ドルシネアを踊るときは,全く雰囲気を変えていて優雅で,しかも,そこはかとなく悲しげでもある。夢の中でこの姫に会ったキホーテであれば,続く酒場の場面ではキトリ=ドルシネアという思い込みが消えた感じで若い二人のために一肌脱いで,最後は未練気なく去っていくのも納得ですわ〜。

しかも,この場面でも跳躍は高いの。かなり小柄なダンサーだと思いますが,ジュテで上手奥から斜めに舞台を横切るところは,長身のシェスタコワと同じくらいの高さで跳んでいました。でも,もちろん,跳びかたというか跳んでいるときの雰囲気は,キトリと全く違う。う〜む,これぞ名人♪♪

 

ルジマトフはかっこよかったです。

えー,実は私,彼が『ドンキ』全幕向きのダンサーかどうか疑念を抱いております。だって,ほら,陽気な二枚目半のタイプじゃないでしょ? 1幕での古典舞踊(?)でキトリとキホーテが踊るのを見るときの表情とかには,おいおい,頼むからそこまでシリアスにならんでくれ,と言いたくなるし,床屋のマイムなんかは似合わないというか上手でないというか。

でも,私の目には,そういう似合わなさもかわいく見えるし,こと「かっこいい」という点については,まず異論はないでしょう。
今回は,「かなりの色恋沙汰を重ねてきたのではないかと疑われる」感じの大人のバジルで,ちょっとした仕草も見得の切り方も,うう,なんてすてきなんでしょ。いくら闘牛士が稼ぎがよくても目じゃないわっ,町中の女が惚れてしまうわっ,という感じでした。

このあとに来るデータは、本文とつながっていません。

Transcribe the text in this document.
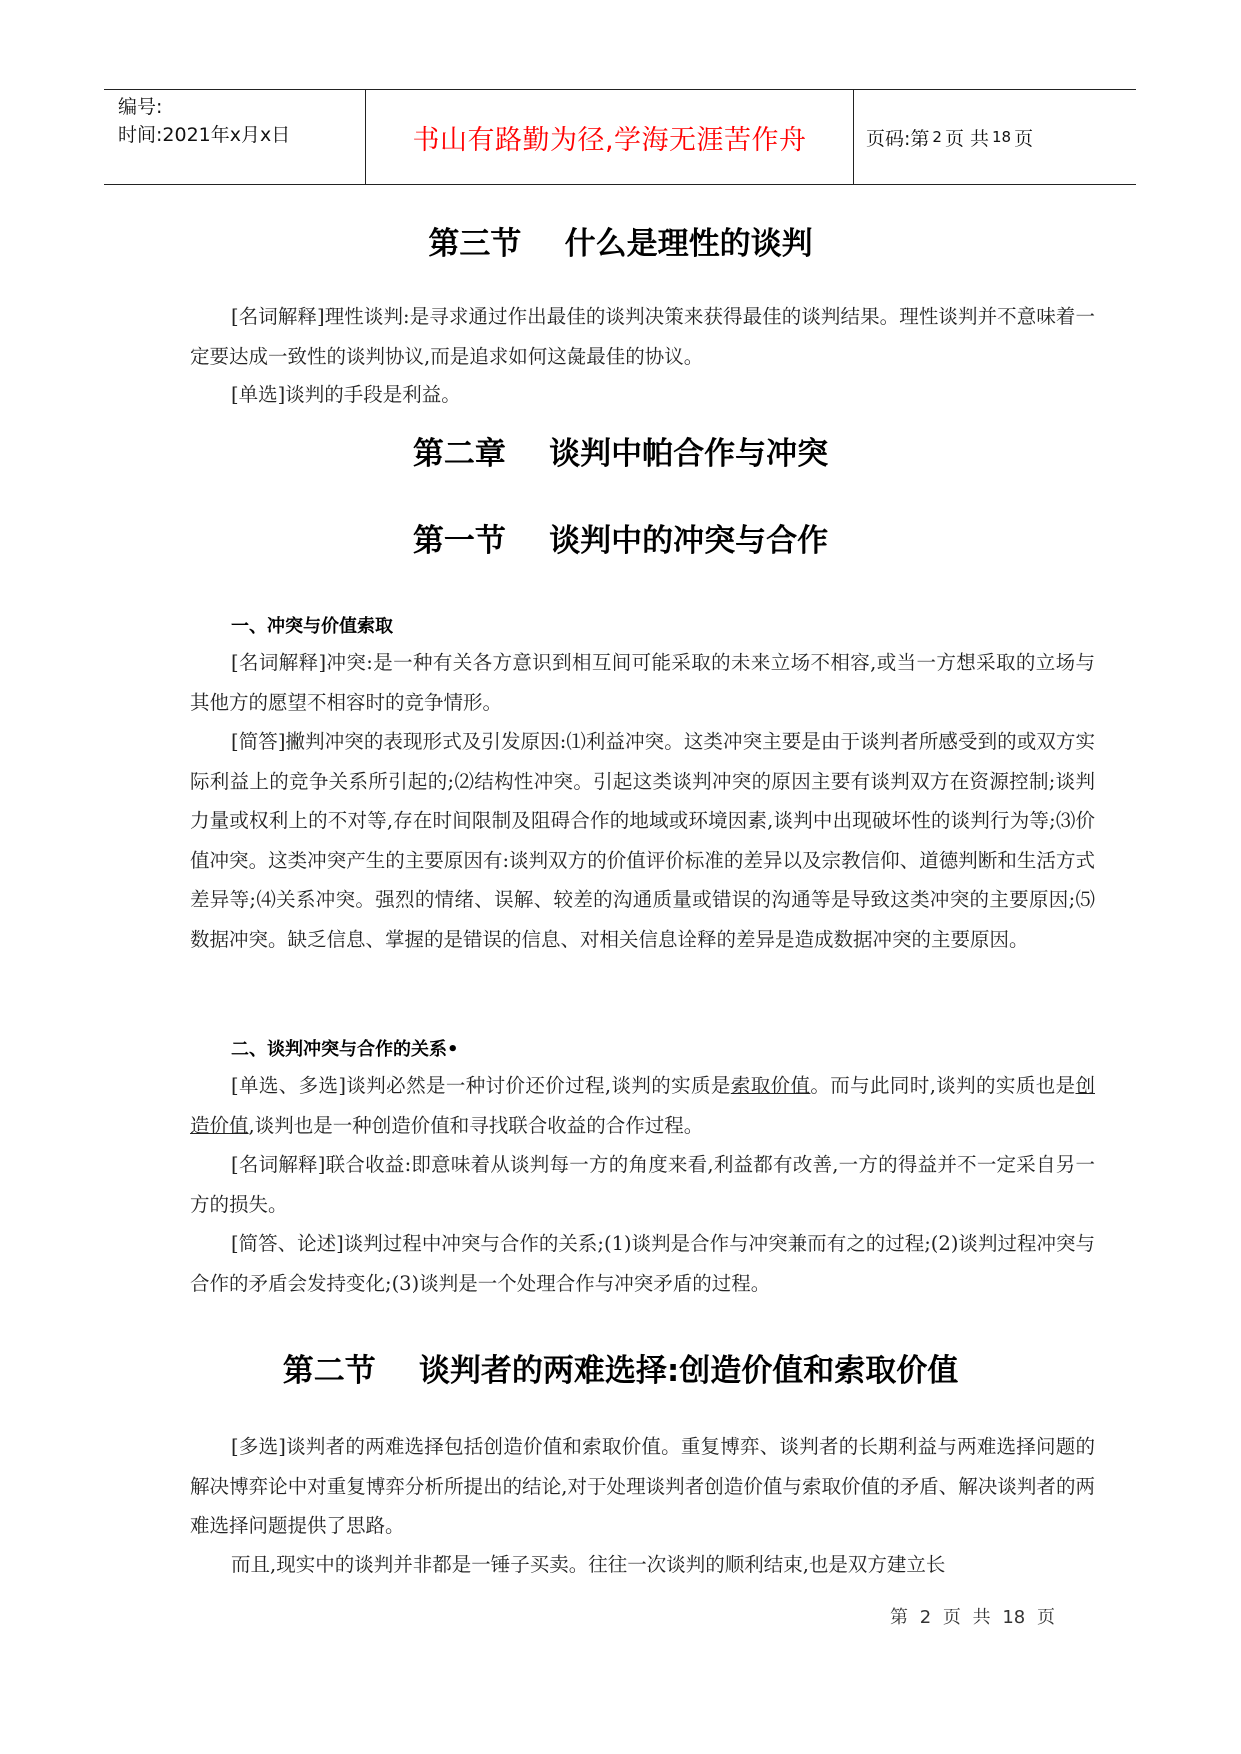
编号:
时间:2021年x月x日	书山有路勤为径,学海无涯苦作舟	页码:第 2 页 共 18 页
第三节    什么是理性的谈判
[名词解释]理性谈判:是寻求通过作出最佳的谈判决策来获得最佳的谈判结果。理性谈判并不意味着一定要达成一致性的谈判协议,而是追求如何这彘最佳的协议。
[单选]谈判的手段是利益。
第二章    谈判中帕合作与冲突
第一节    谈判中的冲突与合作
一、冲突与价值索取
[名词解释]冲突:是一种有关各方意识到相互间可能采取的未来立场不相容,或当一方想采取的立场与其他方的愿望不相容时的竞争情形。
[简答]撇判冲突的表现形式及引发原因:⑴利益冲突。这类冲突主要是由于谈判者所感受到的或双方实际利益上的竞争关系所引起的;⑵结构性冲突。引起这类谈判冲突的原因主要有谈判双方在资源控制;谈判力量或权利上的不对等,存在时间限制及阻碍合作的地域或环境因素,谈判中出现破坏性的谈判行为等;⑶价值冲突。这类冲突产生的主要原因有:谈判双方的价值评价标准的差异以及宗教信仰、道德判断和生活方式差异等;⑷关系冲突。强烈的情绪、误解、较差的沟通质量或错误的沟通等是导致这类冲突的主要原因;⑸数据冲突。缺乏信息、掌握的是错误的信息、对相关信息诠释的差异是造成数据冲突的主要原因。
二、谈判冲突与合作的关系•
[单选、多选]谈判必然是一种讨价还价过程,谈判的实质是索取价值。而与此同时,谈判的实质也是创造价值,谈判也是一种创造价值和寻找联合收益的合作过程。
[名词解释]联合收益:即意味着从谈判每一方的角度来看,利益都有改善,一方的得益并不一定采自另一方的损失。
[简答、论述]谈判过程中冲突与合作的关系;(1)谈判是合作与冲突兼而有之的过程;(2)谈判过程冲突与合作的矛盾会发持变化;(3)谈判是一个处理合作与冲突矛盾的过程。
第二节    谈判者的两难选择:创造价值和索取价值
[多选]谈判者的两难选择包括创造价值和索取价值。重复博弈、谈判者的长期利益与两难选择问题的解决博弈论中对重复博弈分析所提出的结论,对于处理谈判者创造价值与索取价值的矛盾、解决谈判者的两难选择问题提供了思路。
而且,现实中的谈判并非都是一锤子买卖。往往一次谈判的顺利结束,也是双方建立长
第 2 页 共 18 页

正直言って,ソロでは,動きのキレや技術面に年齢を感じてかなり切なくはあったのですが,40歳になって『ドンキ』全幕を踊ってくれる(しかも似合う♪)ということ自体に感謝すべきで,四の五の言ってはいかんのでしょう。
踊っているときはもちろん舞台の隅にいるときでも全身に気を配った美しい動きとポーズでしたし,特に1幕や酒場のシーンでのレドフスカヤとの掛け合いでの弾むような動きには,やっぱりこの人はバジル向きかもしれん,と・・・。(←何年ファンをやってるんだか)

 

ジュドのキホーテは,このバレエ団のドン・キホーテの衣裳でメイクも普通の老け役。雰囲気としては,あまり素っ頓狂なところはなく,上品でモノの分かったおじいさんでした。二人の恋の成就に力を貸す様子や3幕で二人を見守るところなどは,「騎士物語の読みすぎで自分を騎士だと思い込んでいる人」というよりは,ほんとうの「諸国遍歴の騎士」のよう。
ううむ・・・「違うのでは?」と言うべきなのかもしれませんが・・・いいですよね。せっかくジュドが踊っているわけですし,頭のネジが緩んでいる人を強調したからといって舞台が感動的になるわけでもない。3幕で,袖に去るルジマトフとの間で視線の会話があったところなどは,非常にほのぼのした雰囲気があってよかったしー。

シヴァコフのエスパーダは初めて見ました。
最初闘牛士を従えて登場したときはマントさばきが今ひとつで,後ろのオレンジの衣裳のおじさん(←名前不知。体型の問題はあるものの達者)を見習えよぉ,と思いましたが,ソロではきちんと扱っていました。一生懸命色男をやっているのがかわいいなー。踊りはキレがよくてきれいで,彼,上達しておりますねー。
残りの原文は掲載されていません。